Oder aber die Kinder mögen ihre Eltern nicht. Auch das ist ja möglich. Es gibt
da noch vieles, worüber man sprechen muss und in unserer Gesellschaft nicht
sprechen darf. Von der Erziehung, dem Bild von Familie und seinem Klischee.“

„Die Mutter ist in vielerlei Hinsicht so etwas wie ein Tabu.“

Spielen in diese Thematik auch die im Film viel verwendeten Masken mit hinein?
Geht es um die Maske, die wir uns selbst manchmal für die Gesellschaft
aufsetzen?

„Die Maske ist ein Symbol, das wir sehr passend finden. Man
verbirgt sich dahinter und enthüllt gleichzeitig etwas, was man sonst verbergen
würde. In unserem Film geht es auch um Oberflächen und was sich darunter oder
dahinter verbirgt: die Abgründe.“

Die Gewaltszenen sind teilweise sehr drastisch. Wie sind die
Kinder damit beim Dreh umgegangen? Fiel ihnen das leicht, weil eine Art Spiel
oder ist das etwas, worüber vorher und hinterher viel geredet werden muss?

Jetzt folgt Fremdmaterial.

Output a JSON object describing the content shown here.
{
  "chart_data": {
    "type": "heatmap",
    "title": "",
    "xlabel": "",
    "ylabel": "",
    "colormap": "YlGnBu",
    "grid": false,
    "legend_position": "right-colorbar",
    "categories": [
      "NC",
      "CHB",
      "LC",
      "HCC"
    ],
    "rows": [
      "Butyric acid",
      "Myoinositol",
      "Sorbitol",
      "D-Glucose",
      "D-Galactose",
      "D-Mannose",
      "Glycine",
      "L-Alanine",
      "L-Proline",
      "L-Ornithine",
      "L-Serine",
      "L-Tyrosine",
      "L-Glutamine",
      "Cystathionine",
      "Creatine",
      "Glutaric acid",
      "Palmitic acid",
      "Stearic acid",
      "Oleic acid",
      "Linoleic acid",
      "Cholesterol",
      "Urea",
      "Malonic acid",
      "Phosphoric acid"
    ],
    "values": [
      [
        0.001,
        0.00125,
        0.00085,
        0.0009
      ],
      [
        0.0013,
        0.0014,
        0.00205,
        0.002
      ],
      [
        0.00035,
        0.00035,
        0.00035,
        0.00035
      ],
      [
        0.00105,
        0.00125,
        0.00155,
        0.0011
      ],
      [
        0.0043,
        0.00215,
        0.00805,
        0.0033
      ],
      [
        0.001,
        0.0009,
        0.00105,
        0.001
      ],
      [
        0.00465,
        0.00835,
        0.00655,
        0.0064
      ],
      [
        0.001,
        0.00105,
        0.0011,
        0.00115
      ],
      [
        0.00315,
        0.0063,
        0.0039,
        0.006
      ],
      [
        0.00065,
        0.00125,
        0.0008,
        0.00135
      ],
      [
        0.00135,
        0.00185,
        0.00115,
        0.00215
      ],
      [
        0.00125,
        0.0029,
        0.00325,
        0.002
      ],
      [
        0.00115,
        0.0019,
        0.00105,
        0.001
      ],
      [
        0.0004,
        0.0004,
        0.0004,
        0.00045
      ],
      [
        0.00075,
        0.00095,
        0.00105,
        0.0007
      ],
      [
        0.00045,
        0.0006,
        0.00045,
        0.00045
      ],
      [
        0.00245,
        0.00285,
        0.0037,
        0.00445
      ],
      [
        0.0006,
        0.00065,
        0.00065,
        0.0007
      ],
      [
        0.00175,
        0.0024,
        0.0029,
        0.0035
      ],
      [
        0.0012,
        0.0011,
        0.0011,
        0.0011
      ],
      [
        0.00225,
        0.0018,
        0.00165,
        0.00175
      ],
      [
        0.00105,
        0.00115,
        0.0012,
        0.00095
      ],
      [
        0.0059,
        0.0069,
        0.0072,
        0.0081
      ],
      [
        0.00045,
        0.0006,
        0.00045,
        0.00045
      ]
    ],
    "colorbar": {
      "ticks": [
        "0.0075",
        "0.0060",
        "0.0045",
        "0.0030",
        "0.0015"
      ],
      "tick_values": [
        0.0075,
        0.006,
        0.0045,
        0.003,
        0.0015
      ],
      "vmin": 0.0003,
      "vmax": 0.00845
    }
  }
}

„Einen Film herzustellen ist eine ganz anderer Prozess als
den fertigen Film anzuschauen. Das Herstellen ist oft sehr technisch, eher
lächerlich und wenig gruselig. Da besteht die Herausforderung eher darin,
Darstellern die entsprechenden Emotionen zu entlocken. Aber ja, wenn man mit
Kindern dreht, kann man das unserer Meinung nach nur spielerisch tun, wenn man
will, dass sie gut und echt agieren vor der Kamera. Sie müssen ja auch viele
Wochen durchhalten und das geht nur, wenn sie Spaß haben. Insofern haben wir
viel Spaß gehabt und viel gespielt.“

Ein anderes Thema: Derzeit wird immer wieder davon
gesprochen, dass der deutsche Genrefilm nicht mit dem österreichischem
mithalten kann. Wie sehen Sie das? Warum fallen gerade so viele spannende
österreichische Filmer auf? Sind die Österreicher einfach mutiger als die Deutschen?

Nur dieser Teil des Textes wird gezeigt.